While I loved seeing how Pinay women have changed over time (I especially enjoyed the 1960s, because my Mom was part of the Imelda trend), there is a sense of sadness that I felt. As the video went on, I noticed the lasting effects of colonization and heavy influence of countries such as the United States and South Korea has on what it means to be a beautiful Pinay. Some people may see this video as a fun way to see how beauty has changed in the country over time, and it is. But as a young Pinay woman, I feel robbed for not experiencing the beauty of the non-colonized Pinay (seen below).
The video made me reflect how this standard of beauty affects not just as a Pinay, but as an Asian woman in general. Women of Southeast Asian descent which includes Thailand, Malaysia, Cambodia and Vietnam, are usually known to have darker skin tone as opposed to other nations such as Japan or Korea. Unfortunately, Asian countries are not exempt in the mentality that white is beautiful. Most brown-skinned communities both in Asia and in the West are still heavily marginalized, and often deemed as less beautiful than their more light-skinned counterparts. This is primarily the reason why being a light-skinned Pinay is held at a higher standard than darker-skinned Pinays.

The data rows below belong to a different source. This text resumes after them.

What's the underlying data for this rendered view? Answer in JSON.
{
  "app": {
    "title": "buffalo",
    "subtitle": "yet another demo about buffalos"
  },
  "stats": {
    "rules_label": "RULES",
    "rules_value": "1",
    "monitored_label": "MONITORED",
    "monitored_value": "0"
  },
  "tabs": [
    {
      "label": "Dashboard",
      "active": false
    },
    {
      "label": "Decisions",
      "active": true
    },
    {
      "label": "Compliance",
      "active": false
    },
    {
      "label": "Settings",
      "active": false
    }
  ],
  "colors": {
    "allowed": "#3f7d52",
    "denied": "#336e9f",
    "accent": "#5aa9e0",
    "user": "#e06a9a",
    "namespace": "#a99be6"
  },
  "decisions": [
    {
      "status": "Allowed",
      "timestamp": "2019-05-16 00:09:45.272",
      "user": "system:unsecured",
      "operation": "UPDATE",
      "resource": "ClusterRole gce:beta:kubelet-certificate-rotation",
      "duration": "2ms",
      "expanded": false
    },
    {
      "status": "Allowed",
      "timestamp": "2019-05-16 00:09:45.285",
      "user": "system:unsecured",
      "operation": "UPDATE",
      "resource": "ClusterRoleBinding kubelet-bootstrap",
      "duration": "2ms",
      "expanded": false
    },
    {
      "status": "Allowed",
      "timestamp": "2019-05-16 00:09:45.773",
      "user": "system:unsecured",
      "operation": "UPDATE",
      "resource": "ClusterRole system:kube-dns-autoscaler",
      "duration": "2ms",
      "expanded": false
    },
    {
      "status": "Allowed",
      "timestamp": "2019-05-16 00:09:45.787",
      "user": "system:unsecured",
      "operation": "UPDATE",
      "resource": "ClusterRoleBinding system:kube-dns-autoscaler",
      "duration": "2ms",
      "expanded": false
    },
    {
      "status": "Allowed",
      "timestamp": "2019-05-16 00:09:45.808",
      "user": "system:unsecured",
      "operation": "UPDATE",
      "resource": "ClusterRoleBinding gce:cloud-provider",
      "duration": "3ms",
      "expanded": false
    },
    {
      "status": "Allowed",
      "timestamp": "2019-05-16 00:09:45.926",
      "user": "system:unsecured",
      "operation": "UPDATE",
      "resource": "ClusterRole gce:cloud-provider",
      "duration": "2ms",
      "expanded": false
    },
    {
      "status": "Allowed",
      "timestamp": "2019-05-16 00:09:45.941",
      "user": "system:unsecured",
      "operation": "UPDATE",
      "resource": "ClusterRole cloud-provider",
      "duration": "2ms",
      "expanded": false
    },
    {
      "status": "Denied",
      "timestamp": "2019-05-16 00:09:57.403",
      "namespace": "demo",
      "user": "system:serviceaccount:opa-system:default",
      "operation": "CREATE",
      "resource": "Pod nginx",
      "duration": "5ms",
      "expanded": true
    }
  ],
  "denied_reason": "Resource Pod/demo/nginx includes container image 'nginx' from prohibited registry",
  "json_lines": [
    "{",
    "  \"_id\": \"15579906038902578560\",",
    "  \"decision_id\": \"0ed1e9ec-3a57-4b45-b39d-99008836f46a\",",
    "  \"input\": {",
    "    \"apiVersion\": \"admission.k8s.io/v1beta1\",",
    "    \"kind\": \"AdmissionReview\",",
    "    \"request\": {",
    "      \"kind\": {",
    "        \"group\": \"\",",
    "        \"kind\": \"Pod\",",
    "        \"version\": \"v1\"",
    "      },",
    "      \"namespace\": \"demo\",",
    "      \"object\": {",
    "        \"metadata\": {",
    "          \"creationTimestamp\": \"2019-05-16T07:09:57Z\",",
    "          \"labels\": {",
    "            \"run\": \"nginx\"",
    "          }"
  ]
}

I am considered a mestiza in my community and within my own family (though you may not see it since I have a pretty permanent San Diego tan now). Growing up, I have received comments from relatives of how I should keep my skin light because it's a standard of beauty in Filipino society. I can't count how many papaya soaps and whitening products where recommended to me when there were signs of my skin getting darker. During my recent trip to the Philippines, there were aisle upon aisle of skin whitening products in groceries and shopping malls. It's disheartening seeing how something trivial like our standard of beauty in the Philippines reflects how deep seeded colonization really is in our nation.
While I celebrate this video as a means of visibility for my people, it is a reminder that our roots needs to be rediscovered and preserved, especially in terms of standards of beauty. It would bring my nothing but joy to see more brown-skinned Pinays get the spotlight they sorely deserve.